Autre point fondamental : faire respecter les règles déontologiques du maintien de l’ordre (utilisation proportionnée de la force, présentation du numéro d’immatriculation du policier…). Cela pourrait passer par davantage de formations des policiers, notamment sur l’utilisation du LBD. Enfin, il faut mieux cibler les interventions : interpeller le «black bloc» ou l’individu violent – et seulement lui – de manière à ne pas susciter la radicalisation des autres manifestants qui, à l’origine, étaient pacifiques.

Les réponses du gouvernement à la police (revalorisation des salaires en décembre 2018, numéro d’écoute pour prévenir les suicides…) vous semblent-elles à la hauteur des revendications ?

Les problèmes sont à mon avis beaucoup plus structurels. Le sujet du suicide commence à émerger, et c’est très bien, mais ce n’est pas un numéro d’écoute qui va faire disparaître les problématiques de fond.

Le ministre de l’Intérieur, Christophe Castaner, en place depuis un an, a-t-il une responsabilité dans la résurgence du mouvement policier ces derniers mois ? Selon un syndicat, il «n’a pas toutes les cartes en main» pour agir…

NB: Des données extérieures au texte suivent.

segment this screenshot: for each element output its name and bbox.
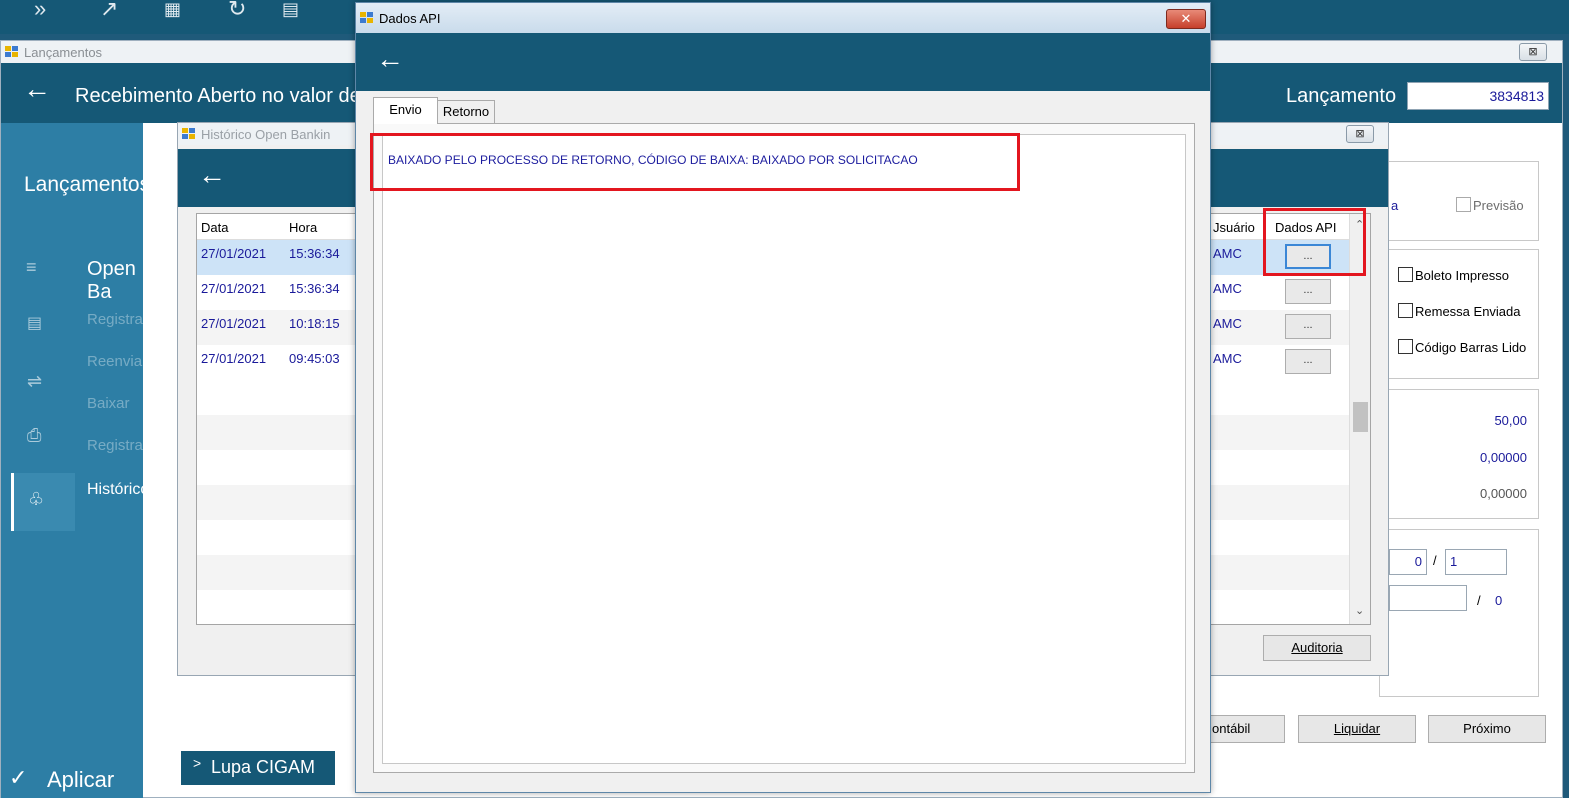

Castaner est un ministre qui a beaucoup joué pour la défense des policiers. Il a également commis un certain nombre d’erreurs de communication, en ne prenant pas suffisamment le temps de recouper l’information ou en montrant peu d’empathie pour les victimes. Je suppose donc qu’il va utiliser la mobilisation des policiers pour renforcer la pression sur l’Elysée et Matignon.

Certains policiers critiquent la politique gouvernementale ou les ordres de leur hiérarchie. Pourrait-on voir un jour une «révolte» des policiers, une convergence entre manifestants classiques et policiers ?

C’est peu probable. Les revendications de policiers sont d’abord catégorielles, centrées sur la nécessaire protection, la légitime défense… Sur la défense de leur métier. Dès qu’un événement dramatique les affectant se produit (policiers attaqués, procès de l’un d’eux, procédure disciplinaire...), toute la corporation se mobilise. Une convergence avec l’extérieur semble donc inenvisageable pour l’instant, encore moins une rébellion des policiers contre les autorités. En revanche, il n’est pas impossible que le mouvement se durcisse. Les policiers vont se compter.